Les carnets d’Elisa

Ecriture et réalisation cinématographique : François Hébert

Création du collectif Lyncéus

Binic, juin 2017.

Ça fait longtemps maintenant qu’au coeur de la ville le cinéma a brûlé, ravagé par les flammes déclenchées par deux adolescents qui ne faisaient que jouer. A la place il n’y a plus qu’un bâtiment tout prêt à s’effondrer sur un vieux terrain vague peuplé de mauvaises herbes. Effondrement, le mot est à la mode. Dans les rues de nos jours, nombreux sont les gens de mon âge à porter des bonnets sur lesquels on peut lire l’inscription « wasted ». Gâchée : c’est de leur génération qu’ils parlent. Comme si l’avenir était devenu stérile, bouché par un ensemble de signes qui annonçaient le pire.
Cet été, Elisa a vingt ans. Ce constat sans espoir, elle l’a fait comme les autres, ça l’a rendu plus sombre. Désormais elle porte cette couleur noire et ne sait plus vraiment comment avoir confiance. Alors pendant ses vacances à la mer, elle s’est mise à écrire, à tenir un carnet dans lequel elle nous parle du besoin qu’elle ressent de trouver un appui, de construire une croyance. Peu à peu ce carnet se transforme. De journal intime, il devient une enquête d’anthropologie comparée, mettant face-à-face les croyances des modernes avec celles des anciens. Elle nous parle de cette frontière friable qui sépare les objets des sujets, qui reconnaît une âme aux uns et les autres ne sont rien. Elle nous dit le besoin qu’elle ressent de donner une place à ce qu’elle imagine, à ce qu’elle sent en elle mais n’arrive pas à voir lorsqu’elle ouvre les yeux. Elle nous parle des images, prononce des sortilèges pour les rendre vivantes. Elle se dit qu’une croyance ça se sculpte comme un bloc de terre glaise et que le cinéma est un très bel outil pour donner vie à ça.
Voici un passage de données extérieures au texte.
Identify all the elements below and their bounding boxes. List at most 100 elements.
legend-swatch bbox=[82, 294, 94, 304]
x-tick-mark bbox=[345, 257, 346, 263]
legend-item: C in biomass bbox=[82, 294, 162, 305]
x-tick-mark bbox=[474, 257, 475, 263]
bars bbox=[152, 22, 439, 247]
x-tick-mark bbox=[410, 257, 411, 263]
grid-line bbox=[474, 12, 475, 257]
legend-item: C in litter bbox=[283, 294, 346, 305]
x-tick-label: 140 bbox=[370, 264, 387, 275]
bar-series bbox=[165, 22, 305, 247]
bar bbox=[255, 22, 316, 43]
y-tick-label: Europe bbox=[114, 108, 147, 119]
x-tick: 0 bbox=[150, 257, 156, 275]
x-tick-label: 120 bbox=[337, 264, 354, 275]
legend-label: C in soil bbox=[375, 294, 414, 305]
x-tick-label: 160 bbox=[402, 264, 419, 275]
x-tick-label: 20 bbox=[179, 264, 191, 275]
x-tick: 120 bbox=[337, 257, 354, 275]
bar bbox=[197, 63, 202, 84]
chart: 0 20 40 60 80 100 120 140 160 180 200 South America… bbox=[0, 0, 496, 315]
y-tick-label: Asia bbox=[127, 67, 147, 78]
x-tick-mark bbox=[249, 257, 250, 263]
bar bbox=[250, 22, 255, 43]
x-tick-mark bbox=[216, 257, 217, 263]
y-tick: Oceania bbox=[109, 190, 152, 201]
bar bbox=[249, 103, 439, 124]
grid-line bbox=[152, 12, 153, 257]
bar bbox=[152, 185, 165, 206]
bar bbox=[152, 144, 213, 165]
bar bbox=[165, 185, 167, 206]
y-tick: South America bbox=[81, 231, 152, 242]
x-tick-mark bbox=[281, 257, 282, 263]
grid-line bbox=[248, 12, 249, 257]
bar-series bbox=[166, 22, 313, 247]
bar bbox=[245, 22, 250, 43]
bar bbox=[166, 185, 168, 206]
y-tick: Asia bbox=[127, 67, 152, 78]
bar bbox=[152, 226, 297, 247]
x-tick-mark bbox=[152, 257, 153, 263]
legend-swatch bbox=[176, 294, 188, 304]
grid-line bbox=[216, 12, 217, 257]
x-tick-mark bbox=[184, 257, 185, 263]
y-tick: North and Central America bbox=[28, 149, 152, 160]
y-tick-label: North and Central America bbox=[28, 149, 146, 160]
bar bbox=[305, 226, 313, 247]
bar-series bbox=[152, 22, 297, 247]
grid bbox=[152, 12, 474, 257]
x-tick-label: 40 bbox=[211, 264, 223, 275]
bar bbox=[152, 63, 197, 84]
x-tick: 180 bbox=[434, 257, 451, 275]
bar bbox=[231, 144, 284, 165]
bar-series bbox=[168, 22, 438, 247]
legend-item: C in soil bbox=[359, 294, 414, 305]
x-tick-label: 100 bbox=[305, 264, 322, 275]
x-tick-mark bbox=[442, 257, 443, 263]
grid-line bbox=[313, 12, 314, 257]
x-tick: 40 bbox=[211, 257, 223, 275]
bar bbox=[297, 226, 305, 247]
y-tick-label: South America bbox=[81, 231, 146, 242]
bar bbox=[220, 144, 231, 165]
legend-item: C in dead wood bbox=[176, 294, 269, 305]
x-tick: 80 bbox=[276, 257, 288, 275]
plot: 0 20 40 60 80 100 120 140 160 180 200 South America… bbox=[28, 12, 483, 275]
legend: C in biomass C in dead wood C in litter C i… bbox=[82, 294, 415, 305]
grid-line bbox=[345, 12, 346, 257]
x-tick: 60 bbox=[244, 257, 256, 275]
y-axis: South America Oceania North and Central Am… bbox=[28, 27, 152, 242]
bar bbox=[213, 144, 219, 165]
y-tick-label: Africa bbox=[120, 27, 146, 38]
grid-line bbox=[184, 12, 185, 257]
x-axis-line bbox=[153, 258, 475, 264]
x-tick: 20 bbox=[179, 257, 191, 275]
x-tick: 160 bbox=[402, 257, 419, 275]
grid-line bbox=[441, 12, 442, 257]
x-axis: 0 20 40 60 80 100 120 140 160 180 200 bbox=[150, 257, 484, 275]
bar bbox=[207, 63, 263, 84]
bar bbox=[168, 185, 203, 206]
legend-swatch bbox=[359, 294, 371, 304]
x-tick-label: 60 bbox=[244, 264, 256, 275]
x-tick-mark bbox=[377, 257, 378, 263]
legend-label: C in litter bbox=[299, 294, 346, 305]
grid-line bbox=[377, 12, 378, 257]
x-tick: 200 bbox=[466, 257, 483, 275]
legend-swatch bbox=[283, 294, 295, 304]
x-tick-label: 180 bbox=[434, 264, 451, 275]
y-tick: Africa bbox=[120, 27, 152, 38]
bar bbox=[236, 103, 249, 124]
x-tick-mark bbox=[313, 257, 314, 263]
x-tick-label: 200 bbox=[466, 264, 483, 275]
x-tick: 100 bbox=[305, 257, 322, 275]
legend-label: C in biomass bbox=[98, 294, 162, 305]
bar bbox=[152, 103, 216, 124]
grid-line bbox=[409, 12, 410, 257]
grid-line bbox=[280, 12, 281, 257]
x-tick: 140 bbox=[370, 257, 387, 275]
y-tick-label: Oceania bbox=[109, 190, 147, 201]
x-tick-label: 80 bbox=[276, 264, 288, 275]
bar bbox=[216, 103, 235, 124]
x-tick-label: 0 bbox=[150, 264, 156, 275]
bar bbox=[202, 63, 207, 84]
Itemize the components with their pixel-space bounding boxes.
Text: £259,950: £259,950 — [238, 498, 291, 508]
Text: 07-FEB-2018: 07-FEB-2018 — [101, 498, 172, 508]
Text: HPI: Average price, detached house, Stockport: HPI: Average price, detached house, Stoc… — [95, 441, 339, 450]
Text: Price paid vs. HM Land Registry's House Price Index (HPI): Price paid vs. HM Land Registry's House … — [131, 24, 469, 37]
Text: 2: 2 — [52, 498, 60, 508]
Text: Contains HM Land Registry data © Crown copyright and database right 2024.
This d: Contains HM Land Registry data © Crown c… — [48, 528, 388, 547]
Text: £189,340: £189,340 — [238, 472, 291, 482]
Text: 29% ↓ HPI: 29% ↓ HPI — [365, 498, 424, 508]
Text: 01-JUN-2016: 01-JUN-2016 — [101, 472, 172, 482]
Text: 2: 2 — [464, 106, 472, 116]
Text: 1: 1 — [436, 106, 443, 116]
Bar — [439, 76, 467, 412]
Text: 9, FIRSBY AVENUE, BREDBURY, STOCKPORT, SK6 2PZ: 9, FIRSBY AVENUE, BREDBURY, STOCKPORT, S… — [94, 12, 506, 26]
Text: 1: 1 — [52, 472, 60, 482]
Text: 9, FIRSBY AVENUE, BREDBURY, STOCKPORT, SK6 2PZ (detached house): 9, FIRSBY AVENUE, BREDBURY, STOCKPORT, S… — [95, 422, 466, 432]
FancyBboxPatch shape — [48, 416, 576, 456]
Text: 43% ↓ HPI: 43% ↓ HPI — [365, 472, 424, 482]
« En rangeant mes affaires j’ai retrouvé une photo. Je dois avoir quatorze ans, j’ai les cheveux mouillés, un maillot bleu à rayures. Dans la main j’ai une canette de coca et le soleil est en train de se coucher. Il avait fait très beau ce jour-là, on voit encore du bleu dans le ciel, le bleu de la journée que je venais de passer. C’est mon premier amoureux qui l’a prise, juste avant que le cinéma brûle. Il m’avait dit qu’il fallait que je la garde et que je m’en souvienne parce qu’on vivrait plus jamais des choses aussi belles. Et moi comme une conne je l’avais oubliée dans un carton… ».

FRANCOIS HEBERT, scénariste et réalisateur de cinéma. Après cinq années à étudier le droit, François Hebert tombe amoureux du cinéma et entre à la Fémis pour apprendre à raconter des histoires. Depuis sa sortie de l’école, il s’intéresse à ce que le cinéma, le théâtre et l’art contemporain ont à se dire. Il construit avec Léna Paugam Les yeux déserts, installation-vidéo présentée au CNDAD, co-écrit avec Judith Deschamps Métamorphosis # 1, performance présentée au Centre Pompidou et réalise quatre vidéos expérimentales. En 2016, il co-réalise avec Olivier Strauss Réponses au brouillard, documentaire de création produit au sein du Lyncéus Festival et sélectionné au Festival international du film indépendant de Bordeaux ainsi qu’au Festival international du court métrage de Clermont-Ferrand 2017. Il développe actuellement son premier long métrage.